SAMSA: Segment Anything Model Enhanced with Spectral Angles for Hyperspectral Interactive Medical Image Segmentation
July 31, 2025)
Abstract
Hyperspectral imaging (HSI) provides rich spectral information for medical imaging, yet encounters significant challenges due to data limitations and hardware variations. We introduce SAMSA, a novel interactive segmentation framework that combines an RGB foundation model with spectral analysis. SAMSA efficiently utilizes user clicks to guide both RGB segmentation and spectral similarity computations. The method addresses key limitations in HSI segmentation through a unique spectral feature fusion strategy that operates independently of spectral band count and resolution. Performance evaluation on publicly available datasets has shown 81.0% 1-click and 93.4% 5-click DICE on a neurosurgical and 81.1% 1-click and 89.2% 5-click DICE on an intraoperative porcine hyperspectral dataset. Experimental results demonstrate SAMSA’s effectiveness in few-shot and zero-shot learning scenarios and using minimal training examples. Our approach enables seamless integration of datasets with different spectral characteristics, providing a flexible framework for hyperspectral medical image analysis.
1 Introduction
Hyperspectral imaging (HSI) offers superior intraoperative guidance through its rich spectral information, allowing precise differentiation between visually similar tissues [3, 17]. The diverse range of HSI hardware, with varying spectral ranges and resolutions, creates significant interoperability challenges that impede data standardization [1]. This technical fragmentation, coupled with HSI’s limited clinical adoption, has resulted in a shortage of comprehensive datasets, presenting a substantial obstacle for machine learning applications [6]. Despite these challenges, recent advances have demonstrated HSI’s potential for intraoperative segmentation in neurosurgery [16, 13, 8] and on porcine organs [15, 19]. However, developing generalized models that account for hardware variations remains unsolved. Classical Spectral Comparison Functions (SCF) such as Spectral Angle (SA) [2] and Pearson’s Correlation Coefficient (PCC) [10] offer highly adaptable approaches for comparing spectra for manual image segmentation. Their untrained nature allows them to generalize to new scenarios without requiring additional data, functioning with any spectral range or number of bands. These methods typically operate by using a reference point (user click) to compare against the rest of the image, making them inherently interactive. However, they face limitations due to the "shading problem" where semantic objects exhibit different spectral signatures, and the challenge of establishing consistent segmentation thresholds within and across images.
Interactive segmentation is particularly valuable in medical imaging, as it leverages expert input to improve performance compared to fully automated methods [22, 20, 21] and enables segmentation of previously unseen tissue classes — a vital capability during surgical procedures where unexpected pathological findings may occur. The shared interactive nature of both classical spectral methods and modern RGB interactive segmentation presents a natural opportunity to combine these approaches, allowing a single user click to serve dual purposes namely, guiding the RGB-based model while simultaneously providing a reference point for spectral comparison. While powerful interactive models like Segment Anything and its successor SAM2 [7, 12] have revolutionized RGB segmentation, these advances cannot be directly applied to HSI due to fundamental differences in data characteristics.
In this work, we propose an interactive image segmentation approach by combining SAM2 with spectral analysis techniques to overcome HSI’s data limitations.
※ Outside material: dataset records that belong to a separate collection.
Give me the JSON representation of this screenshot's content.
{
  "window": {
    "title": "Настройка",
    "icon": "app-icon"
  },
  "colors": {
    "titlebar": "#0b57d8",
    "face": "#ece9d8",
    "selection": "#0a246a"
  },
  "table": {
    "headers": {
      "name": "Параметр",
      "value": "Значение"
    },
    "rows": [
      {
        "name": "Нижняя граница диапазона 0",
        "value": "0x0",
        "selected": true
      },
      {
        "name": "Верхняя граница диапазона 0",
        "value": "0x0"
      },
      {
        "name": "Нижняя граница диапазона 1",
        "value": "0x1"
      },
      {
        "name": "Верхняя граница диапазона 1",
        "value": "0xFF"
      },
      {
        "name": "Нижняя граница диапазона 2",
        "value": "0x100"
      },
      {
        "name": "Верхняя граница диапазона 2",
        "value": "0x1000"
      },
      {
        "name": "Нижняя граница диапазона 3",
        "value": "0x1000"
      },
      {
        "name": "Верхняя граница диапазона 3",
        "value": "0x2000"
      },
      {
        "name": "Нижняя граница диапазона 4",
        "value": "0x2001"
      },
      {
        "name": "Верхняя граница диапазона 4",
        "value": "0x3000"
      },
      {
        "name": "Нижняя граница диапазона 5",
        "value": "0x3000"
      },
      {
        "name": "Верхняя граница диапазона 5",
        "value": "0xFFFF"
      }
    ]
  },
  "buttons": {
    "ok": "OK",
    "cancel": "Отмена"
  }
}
Our approach leverages the advantages of large-scale RGB foundation models and integrating HSI’s rich spectral information. Specifically, we contribute: (1) An interactive segmentation framework for HSI, utilizing a dual-input approach that efficiently leverages the same user input (clicks) in two complementary ways: to guide an RGB foundation model and to compute SCF measurements in HSI data, enhancing segmentation performance. (2) We demonstrate effectiveness in both few-shot and zero-shot learning scenarios for tumor classification, showing robust performance even with extremely limited training examples and on unseen test cases. (3) The first HSI machine learning framework that functions independently of HSI band count and wavelength variations, enabling the combination of datasets with different spectral characteristics and semantic classes into a unified training approach.
2 Methodology

Given a hyperspectral image , where and denote the spatial dimensions and represents the number of spectral channels, our goal is to perform interactive foreground/background segmentation based on user-provided click positions. Additionally, we have available a corresponding pseudo RGB image and a ground truth label map with the number of classes. Let be a set of user-provided click positions, where each corresponds to a pixel location in the image. Each model outputs a foreground/background similarity map with representing no similarity and representing strong similarity to the clicked pixel(s).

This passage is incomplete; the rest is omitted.